An asteroid is heading toward Mars at the rate of 7.7×104 mi./hr. If the asteroid is 3.311×108 miles away from Mars, how many hours will it be before it hits Mars? Write the answer in scientific notation, expressed to the exact decimal place.
To find the number of hours it will take for the asteroid to hit Mars, we need to divide the distance between the asteroid and Mars by the rate at which it is traveling towards Mars:
Time = Distance / Rate
Time = (3.311×10^8 miles) / (7.7×10^4 mi./hr)
To divide these numbers in scientific notation, we can subtract the exponents of 10 and divide the coefficients:
Time = (3.311/7.7)×(10^8/10^4) hours
Simplifying, we have:
Time = 0.42948052×10^4 hours
Since we want the answer in scientific notation, we need to convert this to a single-digit coefficient:
Time = 4.2948052×10^3 hours
Therefore, it will take approximately 4.2948052×10^3 hours for the asteroid to hit Mars.
To solve this problem, we can use the formula: time = distance / rate.
Given:
Rate = 7.7 × 10^4 mi./hr
Distance = 3.311 × 10^8 miles
Substituting these values into the formula, we get:
Time = (3.311 × 10^8 miles) / (7.7 × 10^4 mi./hr)
To divide these numbers with exponents, we subtract the exponents:
Time = (3.311 / 7.7) × (10^8 / 10^4) miles / mi.
Simplifying the expression:
Time = 0.429 × 10^(8 - 4) hr
Time = 0.429 × 10^4 hr
Writing the final answer in scientific notation, we have:
Time = 4.29 × 10^3 hr
To find the number of hours it will take for the asteroid to hit Mars, we can use the formula:
Time = Distance / Speed
Given:
Distance = 3.311 × 10^8 miles
Speed = 7.7 × 10^4 mi./hr
Substituting the given values into the formula:
Time = (3.311 × 10^8 miles) / (7.7 × 10^4 mi./hr)

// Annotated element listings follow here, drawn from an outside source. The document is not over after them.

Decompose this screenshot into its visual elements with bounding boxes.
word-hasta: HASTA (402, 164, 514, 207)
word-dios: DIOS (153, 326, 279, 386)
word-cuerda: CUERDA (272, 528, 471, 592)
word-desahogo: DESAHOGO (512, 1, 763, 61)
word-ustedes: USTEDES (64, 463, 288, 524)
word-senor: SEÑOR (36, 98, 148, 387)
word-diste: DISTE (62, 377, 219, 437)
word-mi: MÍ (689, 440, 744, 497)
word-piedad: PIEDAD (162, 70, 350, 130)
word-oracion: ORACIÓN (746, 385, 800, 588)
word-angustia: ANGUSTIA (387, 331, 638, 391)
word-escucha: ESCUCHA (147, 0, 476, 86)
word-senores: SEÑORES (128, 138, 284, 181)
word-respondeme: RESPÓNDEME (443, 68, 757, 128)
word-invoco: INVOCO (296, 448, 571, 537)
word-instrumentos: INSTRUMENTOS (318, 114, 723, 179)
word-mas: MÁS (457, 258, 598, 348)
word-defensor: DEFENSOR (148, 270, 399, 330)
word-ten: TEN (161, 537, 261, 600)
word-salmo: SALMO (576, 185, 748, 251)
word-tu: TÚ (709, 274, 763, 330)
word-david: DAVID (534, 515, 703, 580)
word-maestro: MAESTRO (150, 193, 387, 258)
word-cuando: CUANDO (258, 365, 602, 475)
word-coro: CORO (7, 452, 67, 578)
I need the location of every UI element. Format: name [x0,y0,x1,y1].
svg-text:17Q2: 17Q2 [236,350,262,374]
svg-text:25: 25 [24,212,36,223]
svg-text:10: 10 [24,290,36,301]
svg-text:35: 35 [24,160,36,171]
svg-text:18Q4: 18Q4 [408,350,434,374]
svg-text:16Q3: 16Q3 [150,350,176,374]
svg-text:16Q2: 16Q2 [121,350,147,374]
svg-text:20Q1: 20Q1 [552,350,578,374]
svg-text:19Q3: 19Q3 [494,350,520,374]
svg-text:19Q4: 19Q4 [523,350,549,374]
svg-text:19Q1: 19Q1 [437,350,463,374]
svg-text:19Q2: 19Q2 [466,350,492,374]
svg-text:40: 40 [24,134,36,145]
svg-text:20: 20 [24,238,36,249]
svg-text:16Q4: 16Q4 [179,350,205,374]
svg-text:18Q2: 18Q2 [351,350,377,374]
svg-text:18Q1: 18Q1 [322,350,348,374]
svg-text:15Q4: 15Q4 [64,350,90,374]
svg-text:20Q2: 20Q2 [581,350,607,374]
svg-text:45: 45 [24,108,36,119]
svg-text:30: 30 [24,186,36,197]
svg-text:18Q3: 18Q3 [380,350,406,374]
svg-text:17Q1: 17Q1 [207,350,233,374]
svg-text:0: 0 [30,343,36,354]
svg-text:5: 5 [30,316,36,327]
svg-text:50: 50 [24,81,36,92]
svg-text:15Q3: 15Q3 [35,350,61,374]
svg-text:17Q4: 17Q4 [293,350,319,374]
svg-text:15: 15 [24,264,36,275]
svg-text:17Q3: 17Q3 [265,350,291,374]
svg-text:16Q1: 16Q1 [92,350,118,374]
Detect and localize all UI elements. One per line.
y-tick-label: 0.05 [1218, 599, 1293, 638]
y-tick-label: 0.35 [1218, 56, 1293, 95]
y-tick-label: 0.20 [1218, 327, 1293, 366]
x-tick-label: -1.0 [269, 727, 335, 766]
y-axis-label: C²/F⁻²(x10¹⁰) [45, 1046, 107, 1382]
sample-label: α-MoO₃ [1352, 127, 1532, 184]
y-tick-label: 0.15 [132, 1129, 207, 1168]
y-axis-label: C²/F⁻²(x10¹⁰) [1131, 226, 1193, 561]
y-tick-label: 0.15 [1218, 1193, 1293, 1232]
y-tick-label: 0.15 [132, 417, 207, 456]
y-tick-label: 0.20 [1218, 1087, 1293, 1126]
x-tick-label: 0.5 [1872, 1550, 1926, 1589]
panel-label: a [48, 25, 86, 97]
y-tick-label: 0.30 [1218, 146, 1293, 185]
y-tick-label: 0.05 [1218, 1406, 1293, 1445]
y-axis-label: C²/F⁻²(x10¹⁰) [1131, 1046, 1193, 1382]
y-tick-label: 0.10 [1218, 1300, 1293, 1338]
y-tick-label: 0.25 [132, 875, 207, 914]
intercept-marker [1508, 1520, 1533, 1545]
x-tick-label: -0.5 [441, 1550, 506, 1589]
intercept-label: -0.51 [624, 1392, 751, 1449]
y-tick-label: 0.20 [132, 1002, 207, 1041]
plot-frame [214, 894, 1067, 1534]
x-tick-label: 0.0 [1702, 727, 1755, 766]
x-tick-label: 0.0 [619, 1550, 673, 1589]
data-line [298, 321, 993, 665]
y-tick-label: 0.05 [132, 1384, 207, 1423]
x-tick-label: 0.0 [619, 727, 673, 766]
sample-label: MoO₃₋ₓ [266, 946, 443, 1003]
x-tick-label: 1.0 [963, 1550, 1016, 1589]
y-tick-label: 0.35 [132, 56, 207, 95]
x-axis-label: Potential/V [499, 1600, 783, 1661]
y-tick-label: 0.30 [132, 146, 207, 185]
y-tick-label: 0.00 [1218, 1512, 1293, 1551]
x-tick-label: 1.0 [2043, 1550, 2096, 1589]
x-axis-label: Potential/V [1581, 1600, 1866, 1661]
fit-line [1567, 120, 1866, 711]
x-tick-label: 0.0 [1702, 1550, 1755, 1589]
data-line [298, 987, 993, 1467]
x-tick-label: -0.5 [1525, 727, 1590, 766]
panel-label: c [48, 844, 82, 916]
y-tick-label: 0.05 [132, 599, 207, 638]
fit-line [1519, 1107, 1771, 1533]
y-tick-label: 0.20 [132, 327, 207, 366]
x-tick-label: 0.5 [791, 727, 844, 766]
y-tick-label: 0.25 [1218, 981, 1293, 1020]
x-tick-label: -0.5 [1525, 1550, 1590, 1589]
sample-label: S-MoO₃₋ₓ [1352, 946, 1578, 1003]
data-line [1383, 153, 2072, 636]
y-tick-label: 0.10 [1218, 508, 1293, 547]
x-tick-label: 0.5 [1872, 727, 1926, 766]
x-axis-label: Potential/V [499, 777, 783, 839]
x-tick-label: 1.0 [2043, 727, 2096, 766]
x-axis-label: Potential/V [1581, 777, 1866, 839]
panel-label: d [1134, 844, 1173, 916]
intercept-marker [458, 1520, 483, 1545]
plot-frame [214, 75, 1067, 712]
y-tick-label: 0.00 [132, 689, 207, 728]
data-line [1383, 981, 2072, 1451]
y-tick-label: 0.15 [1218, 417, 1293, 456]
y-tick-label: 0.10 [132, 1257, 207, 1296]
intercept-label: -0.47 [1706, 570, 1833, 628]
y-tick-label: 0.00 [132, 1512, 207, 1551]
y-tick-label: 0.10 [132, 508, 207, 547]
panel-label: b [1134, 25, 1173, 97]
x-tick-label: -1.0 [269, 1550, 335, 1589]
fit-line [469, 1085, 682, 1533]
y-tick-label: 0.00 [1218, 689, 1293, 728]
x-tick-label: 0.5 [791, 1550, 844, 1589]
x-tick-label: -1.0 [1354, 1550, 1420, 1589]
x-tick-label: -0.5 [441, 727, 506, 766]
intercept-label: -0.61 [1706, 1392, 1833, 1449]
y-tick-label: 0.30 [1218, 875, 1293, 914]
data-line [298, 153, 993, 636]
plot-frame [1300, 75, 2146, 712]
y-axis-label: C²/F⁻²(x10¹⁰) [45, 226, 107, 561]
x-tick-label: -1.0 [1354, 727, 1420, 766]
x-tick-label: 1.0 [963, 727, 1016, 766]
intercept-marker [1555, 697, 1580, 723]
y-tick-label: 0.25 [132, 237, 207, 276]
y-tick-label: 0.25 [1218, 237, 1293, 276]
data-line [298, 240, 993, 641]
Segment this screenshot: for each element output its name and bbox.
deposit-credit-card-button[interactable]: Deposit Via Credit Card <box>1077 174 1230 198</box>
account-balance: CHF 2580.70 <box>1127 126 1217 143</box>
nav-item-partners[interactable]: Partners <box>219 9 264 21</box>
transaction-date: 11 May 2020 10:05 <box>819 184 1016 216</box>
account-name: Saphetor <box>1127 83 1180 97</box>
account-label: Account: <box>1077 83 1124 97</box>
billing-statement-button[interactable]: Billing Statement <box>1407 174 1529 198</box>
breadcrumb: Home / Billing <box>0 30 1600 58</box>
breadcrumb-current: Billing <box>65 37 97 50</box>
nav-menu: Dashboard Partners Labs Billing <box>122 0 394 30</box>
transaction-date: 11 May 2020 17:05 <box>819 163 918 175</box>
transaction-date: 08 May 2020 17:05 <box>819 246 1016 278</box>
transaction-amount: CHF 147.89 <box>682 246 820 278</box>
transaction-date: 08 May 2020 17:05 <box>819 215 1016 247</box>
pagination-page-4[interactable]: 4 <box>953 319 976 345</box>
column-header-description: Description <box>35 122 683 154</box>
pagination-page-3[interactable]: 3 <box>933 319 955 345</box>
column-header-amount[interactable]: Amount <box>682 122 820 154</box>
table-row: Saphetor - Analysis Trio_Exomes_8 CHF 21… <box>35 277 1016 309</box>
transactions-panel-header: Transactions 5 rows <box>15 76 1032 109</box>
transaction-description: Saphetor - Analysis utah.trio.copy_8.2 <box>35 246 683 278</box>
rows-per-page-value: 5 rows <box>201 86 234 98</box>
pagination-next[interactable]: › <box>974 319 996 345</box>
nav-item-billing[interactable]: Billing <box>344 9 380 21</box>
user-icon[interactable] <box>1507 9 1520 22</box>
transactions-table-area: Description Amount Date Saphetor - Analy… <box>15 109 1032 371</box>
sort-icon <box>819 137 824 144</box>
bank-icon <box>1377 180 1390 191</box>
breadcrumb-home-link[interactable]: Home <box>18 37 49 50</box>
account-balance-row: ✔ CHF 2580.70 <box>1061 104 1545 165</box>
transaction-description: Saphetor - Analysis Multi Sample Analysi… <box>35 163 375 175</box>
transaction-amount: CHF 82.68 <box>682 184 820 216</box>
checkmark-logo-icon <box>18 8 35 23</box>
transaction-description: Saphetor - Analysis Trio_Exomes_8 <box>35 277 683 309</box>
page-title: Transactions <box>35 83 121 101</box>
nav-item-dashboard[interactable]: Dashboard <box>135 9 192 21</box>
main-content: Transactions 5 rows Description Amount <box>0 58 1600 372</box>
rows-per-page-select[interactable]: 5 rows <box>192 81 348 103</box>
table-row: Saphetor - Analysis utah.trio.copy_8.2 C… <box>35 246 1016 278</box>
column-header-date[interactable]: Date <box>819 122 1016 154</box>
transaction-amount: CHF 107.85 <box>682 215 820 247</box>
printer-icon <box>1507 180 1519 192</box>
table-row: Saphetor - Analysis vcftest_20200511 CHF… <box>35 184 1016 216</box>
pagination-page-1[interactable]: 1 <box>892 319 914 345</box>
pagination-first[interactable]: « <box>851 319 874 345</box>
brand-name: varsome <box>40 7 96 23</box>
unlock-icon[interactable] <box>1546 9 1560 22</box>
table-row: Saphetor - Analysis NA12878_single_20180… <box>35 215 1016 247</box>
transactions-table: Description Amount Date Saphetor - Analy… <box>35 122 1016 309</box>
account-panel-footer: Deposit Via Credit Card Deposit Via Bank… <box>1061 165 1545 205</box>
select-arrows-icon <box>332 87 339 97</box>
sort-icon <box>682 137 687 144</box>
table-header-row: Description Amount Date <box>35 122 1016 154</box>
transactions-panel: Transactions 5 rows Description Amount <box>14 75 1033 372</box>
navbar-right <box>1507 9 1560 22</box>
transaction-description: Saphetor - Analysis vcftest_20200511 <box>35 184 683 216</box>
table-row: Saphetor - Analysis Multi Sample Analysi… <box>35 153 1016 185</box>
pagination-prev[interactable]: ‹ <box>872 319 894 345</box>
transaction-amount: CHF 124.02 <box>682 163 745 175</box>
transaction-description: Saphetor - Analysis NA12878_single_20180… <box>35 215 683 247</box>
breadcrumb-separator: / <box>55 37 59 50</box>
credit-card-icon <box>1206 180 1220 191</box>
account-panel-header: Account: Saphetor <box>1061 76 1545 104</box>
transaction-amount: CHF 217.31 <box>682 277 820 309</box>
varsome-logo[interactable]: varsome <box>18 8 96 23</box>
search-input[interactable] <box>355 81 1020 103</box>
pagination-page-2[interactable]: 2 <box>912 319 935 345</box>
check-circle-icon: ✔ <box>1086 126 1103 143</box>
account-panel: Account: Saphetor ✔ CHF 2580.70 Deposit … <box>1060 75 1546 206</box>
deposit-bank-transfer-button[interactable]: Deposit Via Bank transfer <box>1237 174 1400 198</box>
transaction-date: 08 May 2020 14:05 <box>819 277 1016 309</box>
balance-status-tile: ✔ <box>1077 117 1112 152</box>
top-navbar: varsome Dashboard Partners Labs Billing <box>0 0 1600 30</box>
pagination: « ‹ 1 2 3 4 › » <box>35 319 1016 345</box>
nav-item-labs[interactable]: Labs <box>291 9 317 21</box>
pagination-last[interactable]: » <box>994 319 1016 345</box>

We can simplify this expression by dividing the coefficients and subtracting the exponents:
Time = (3.311 / 7.7) × 10^(8 - 4) hours
Time = 0.42987 × 10^4 hours
Since scientific notation has only one digit before the decimal point, we can rewrite this as:
Time ≈ 4.3 × 10^3 hours
Therefore, it will be approximately 4.3 × 10^3 hours before the asteroid hits Mars.